Les programmes d’incitation financière basés sur le partage des économies, bien qu’utiles pour encourager les prestataires de soins à optimiser leurs coûts, ne suffisent pas à transformer durablement le financement des hôpitaux, selon un expert. Ces dispositifs, souvent présentés comme une voie vers un système de santé plus efficient, peinent à générer des revenus significatifs et nécessitent une refonte des incitations financières pour devenir réellement viables.
Patrick Runnels, médecin-chef des Hôpitaux universitaires de Cleveland, a souligné lors d’une récente conférence à Chicago que, malgré des économies partagées s’élevant à environ 50 millions de dollars américains (environ 46 millions d’euros) l’année dernière, celles-ci ne représentent qu’une infime partie – moins de 5 % – du chiffre d’affaires total de l’établissement. « Les contrats d’épargne partagée sont un très bon mécanisme pour amener les gens à commencer à prêter attention à la valeur, mais leur structure ne détermine pas, par définition, comment nous allons être payés pour nos soins », a-t-il déclaré.
Pour Runnels, un changement radical des incitations est nécessaire. Il estime que les systèmes de santé doivent soit assumer davantage de risques financiers, en adoptant par exemple des contrats par capitation, soit augmenter considérablement les sommes versées au titre du partage des économies. Il pointe une incohérence fondamentale : chaque dollar gagné grâce à des soins de qualité supérieure implique souvent de renoncer à des revenus plus importants provenant des honoraires à l’acte.
Les Hôpitaux universitaires de Cleveland collaborent actuellement avec un économiste de la santé pour déterminer le seuil à partir duquel la réduction des soins de faible valeur devient financièrement avantageuse, compte tenu des incitations actuelles. Runnels met en garde contre une réticence générale à modifier en profondeur le modèle économique des hôpitaux, qui pourraient craindre une baisse de leurs revenus et de leur pérennité.

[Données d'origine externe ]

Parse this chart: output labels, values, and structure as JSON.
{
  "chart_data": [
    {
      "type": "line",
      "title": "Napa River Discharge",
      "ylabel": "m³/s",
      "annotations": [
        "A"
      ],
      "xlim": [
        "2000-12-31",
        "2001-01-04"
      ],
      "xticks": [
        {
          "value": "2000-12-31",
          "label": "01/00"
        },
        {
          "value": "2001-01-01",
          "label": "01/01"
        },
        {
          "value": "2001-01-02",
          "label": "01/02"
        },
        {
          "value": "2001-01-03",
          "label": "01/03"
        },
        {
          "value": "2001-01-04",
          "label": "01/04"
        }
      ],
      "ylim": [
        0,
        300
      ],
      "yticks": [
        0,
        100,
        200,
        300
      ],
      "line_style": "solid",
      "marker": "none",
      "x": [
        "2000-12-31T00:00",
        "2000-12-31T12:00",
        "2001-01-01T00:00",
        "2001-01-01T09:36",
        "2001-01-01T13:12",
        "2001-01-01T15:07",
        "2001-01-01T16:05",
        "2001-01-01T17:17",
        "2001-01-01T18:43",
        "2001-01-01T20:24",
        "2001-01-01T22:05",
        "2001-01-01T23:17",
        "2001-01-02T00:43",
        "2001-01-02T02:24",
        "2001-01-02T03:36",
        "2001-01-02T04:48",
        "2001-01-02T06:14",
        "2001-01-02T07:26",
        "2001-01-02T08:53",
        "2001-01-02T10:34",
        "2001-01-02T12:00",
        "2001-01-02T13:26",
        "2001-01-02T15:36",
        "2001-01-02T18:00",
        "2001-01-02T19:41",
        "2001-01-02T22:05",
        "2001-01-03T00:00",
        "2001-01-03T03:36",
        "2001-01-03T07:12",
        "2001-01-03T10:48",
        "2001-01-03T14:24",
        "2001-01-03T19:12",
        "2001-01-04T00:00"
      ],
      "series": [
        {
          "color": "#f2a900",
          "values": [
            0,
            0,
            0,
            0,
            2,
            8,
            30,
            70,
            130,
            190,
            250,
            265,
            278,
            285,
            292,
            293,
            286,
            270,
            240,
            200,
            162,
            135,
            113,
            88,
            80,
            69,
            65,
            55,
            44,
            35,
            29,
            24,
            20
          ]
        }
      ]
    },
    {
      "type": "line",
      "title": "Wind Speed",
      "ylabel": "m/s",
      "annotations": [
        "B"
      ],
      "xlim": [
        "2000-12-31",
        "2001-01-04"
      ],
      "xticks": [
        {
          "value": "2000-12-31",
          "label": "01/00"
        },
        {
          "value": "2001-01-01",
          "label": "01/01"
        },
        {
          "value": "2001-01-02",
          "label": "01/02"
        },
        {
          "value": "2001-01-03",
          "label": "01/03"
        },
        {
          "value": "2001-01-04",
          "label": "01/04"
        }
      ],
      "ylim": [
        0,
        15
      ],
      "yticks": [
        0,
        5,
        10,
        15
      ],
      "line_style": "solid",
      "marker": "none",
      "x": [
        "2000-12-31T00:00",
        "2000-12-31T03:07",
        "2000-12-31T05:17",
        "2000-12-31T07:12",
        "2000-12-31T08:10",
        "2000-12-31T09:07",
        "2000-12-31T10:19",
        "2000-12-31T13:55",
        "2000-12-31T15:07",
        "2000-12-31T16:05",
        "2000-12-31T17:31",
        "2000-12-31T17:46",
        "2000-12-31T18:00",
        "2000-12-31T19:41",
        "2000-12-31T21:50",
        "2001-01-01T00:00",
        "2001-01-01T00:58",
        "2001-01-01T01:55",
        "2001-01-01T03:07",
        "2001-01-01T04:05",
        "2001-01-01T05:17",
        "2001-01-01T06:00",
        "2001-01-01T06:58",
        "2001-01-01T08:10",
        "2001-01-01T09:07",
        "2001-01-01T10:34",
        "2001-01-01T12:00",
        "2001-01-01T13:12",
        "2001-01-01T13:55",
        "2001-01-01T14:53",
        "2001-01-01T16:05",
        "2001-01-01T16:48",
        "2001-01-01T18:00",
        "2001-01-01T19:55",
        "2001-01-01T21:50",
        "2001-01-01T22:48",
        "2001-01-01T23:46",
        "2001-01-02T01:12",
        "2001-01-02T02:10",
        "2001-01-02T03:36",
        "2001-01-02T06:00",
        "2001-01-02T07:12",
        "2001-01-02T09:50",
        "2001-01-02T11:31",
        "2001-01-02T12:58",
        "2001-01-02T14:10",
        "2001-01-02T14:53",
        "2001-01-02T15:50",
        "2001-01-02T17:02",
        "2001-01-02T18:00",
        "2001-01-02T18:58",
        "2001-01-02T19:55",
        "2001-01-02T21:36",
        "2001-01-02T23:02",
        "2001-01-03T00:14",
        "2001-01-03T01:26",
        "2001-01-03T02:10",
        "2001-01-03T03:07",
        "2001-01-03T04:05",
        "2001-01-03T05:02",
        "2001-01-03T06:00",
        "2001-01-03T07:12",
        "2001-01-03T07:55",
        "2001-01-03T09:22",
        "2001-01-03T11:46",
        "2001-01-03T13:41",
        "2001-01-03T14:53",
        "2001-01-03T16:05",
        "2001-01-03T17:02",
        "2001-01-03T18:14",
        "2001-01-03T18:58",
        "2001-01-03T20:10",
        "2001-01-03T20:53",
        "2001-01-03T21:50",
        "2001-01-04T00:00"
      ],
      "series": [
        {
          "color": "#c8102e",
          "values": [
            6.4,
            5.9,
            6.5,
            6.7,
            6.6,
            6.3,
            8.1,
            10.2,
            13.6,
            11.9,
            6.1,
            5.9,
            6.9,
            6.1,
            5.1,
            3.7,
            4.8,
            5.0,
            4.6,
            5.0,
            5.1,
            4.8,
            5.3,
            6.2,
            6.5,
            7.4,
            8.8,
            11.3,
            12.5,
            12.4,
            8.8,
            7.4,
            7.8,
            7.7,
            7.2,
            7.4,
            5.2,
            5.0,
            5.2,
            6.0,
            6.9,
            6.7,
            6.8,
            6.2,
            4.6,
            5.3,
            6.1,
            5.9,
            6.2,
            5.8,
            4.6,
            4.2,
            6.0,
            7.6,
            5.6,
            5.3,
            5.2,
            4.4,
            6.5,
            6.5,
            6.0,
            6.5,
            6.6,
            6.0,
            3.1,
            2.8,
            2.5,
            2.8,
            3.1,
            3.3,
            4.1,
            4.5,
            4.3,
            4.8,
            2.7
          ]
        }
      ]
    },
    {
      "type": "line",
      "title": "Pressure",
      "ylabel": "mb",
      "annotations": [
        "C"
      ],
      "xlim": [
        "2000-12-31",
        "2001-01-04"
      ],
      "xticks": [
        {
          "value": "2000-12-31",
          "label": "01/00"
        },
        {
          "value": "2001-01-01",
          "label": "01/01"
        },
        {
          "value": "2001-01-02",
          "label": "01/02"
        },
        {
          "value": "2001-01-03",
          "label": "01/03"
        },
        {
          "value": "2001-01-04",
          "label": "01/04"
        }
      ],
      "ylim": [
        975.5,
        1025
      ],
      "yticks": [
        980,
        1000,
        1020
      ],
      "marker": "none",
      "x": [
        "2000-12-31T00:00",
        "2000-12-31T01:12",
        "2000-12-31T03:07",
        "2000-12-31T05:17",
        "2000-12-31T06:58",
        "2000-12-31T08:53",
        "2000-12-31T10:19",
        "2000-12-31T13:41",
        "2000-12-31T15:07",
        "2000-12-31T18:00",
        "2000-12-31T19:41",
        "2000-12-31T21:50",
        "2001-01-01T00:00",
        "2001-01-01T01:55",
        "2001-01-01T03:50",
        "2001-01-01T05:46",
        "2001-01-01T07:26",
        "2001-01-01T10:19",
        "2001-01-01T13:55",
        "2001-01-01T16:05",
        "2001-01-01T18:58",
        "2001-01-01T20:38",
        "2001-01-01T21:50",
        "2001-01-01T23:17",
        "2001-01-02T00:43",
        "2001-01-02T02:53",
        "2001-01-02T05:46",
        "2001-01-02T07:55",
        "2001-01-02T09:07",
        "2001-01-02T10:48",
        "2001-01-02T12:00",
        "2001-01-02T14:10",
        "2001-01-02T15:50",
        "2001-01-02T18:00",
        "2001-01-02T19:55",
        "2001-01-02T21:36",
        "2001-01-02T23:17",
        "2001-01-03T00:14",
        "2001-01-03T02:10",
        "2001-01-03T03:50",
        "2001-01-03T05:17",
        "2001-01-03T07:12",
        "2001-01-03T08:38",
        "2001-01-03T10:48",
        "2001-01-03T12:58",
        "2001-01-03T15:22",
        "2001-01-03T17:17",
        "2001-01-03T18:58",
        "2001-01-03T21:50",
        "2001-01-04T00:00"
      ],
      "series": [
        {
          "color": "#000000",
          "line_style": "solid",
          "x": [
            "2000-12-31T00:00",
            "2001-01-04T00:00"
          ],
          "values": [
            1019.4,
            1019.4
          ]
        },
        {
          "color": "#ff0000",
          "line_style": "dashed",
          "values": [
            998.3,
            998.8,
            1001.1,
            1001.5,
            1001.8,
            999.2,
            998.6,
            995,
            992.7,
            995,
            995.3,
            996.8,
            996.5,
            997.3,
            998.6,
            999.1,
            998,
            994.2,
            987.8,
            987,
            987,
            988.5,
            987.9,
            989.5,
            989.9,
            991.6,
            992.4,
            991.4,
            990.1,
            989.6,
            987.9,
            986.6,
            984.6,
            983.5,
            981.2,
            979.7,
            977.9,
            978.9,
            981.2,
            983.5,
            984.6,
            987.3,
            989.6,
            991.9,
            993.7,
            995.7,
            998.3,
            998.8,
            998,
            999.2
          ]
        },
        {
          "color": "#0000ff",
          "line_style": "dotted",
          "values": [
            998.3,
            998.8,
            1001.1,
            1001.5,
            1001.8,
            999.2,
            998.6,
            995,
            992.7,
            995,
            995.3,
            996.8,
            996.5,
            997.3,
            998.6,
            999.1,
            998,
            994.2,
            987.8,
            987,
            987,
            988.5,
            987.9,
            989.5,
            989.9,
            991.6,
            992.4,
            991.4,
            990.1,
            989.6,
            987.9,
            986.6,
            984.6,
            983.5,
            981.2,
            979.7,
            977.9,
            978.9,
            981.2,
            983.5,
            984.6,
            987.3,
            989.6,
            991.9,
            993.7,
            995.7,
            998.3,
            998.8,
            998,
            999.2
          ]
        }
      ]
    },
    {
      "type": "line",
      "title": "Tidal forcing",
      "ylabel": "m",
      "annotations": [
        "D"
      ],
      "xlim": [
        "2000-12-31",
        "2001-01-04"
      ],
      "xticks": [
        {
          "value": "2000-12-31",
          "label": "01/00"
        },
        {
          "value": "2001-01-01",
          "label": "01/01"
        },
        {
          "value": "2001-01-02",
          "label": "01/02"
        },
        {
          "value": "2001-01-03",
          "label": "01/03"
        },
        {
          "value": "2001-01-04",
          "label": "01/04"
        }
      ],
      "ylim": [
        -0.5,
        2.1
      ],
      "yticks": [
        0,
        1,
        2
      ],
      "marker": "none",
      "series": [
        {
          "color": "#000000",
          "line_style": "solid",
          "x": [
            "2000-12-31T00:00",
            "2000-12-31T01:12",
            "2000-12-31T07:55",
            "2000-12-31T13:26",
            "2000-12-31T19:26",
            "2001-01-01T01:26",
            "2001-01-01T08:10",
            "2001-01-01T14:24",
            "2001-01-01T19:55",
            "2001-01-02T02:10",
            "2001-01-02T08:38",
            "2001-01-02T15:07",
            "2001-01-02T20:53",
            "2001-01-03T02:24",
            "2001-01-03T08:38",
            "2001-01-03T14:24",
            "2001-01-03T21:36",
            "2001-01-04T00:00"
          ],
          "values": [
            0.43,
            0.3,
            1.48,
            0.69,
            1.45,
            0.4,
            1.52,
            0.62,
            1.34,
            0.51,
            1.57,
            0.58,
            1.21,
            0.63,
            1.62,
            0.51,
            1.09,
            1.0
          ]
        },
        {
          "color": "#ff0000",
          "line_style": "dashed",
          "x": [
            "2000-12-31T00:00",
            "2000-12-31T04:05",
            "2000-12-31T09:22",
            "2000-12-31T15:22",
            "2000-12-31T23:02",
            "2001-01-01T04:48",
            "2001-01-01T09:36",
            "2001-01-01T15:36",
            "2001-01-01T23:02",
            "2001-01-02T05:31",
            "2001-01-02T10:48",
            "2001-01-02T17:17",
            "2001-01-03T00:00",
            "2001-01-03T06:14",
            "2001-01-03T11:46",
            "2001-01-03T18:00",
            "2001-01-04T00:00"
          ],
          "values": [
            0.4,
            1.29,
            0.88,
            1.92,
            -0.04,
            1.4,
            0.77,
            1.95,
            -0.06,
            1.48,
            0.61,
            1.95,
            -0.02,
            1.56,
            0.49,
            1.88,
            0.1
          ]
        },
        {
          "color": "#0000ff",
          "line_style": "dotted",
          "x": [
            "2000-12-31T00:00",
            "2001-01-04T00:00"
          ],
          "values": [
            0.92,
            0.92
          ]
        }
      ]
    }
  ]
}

Il insiste sur le fait que la simple réduction de la consommation de soins ne suffit pas à elle seule. Par exemple, l’établissement a augmenté le taux de dépistage du cancer colorectal de 40 % à 75 %, ce qui a permis de diviser par deux le nombre d’interventions chirurgicales. « Mais si le système de santé ne réduit pas la structure des coûts liés à la chirurgie colorectale, il continue de supporter les mêmes coûts fixes, même avec un volume chirurgical plus faible », explique-t-il.
Selon Runnels, une part importante des économies partagées réalisées par les Hôpitaux universitaires provient du programme Medicare. Il suggère que le CMS (Centers for Medicare & Medicaid Services) devrait revoir ses mécanismes de rémunération, non pas en supprimant les honoraires à l’acte, mais en les modifiant pour favoriser les soins de qualité et pénaliser les pratiques de faible valeur. Des pistes incluent l’augmentation des pourcentages d’épargne partagée, l’ajustement des tarifs à l’acte et la mise en place de paiements temporaires plus élevés pour éviter des procédures inutiles.
En l’absence de ces changements, l’épargne partagée restera, selon Runnels, un projet pilote intéressant, mais pas un modèle économique capable de se déployer à grande échelle.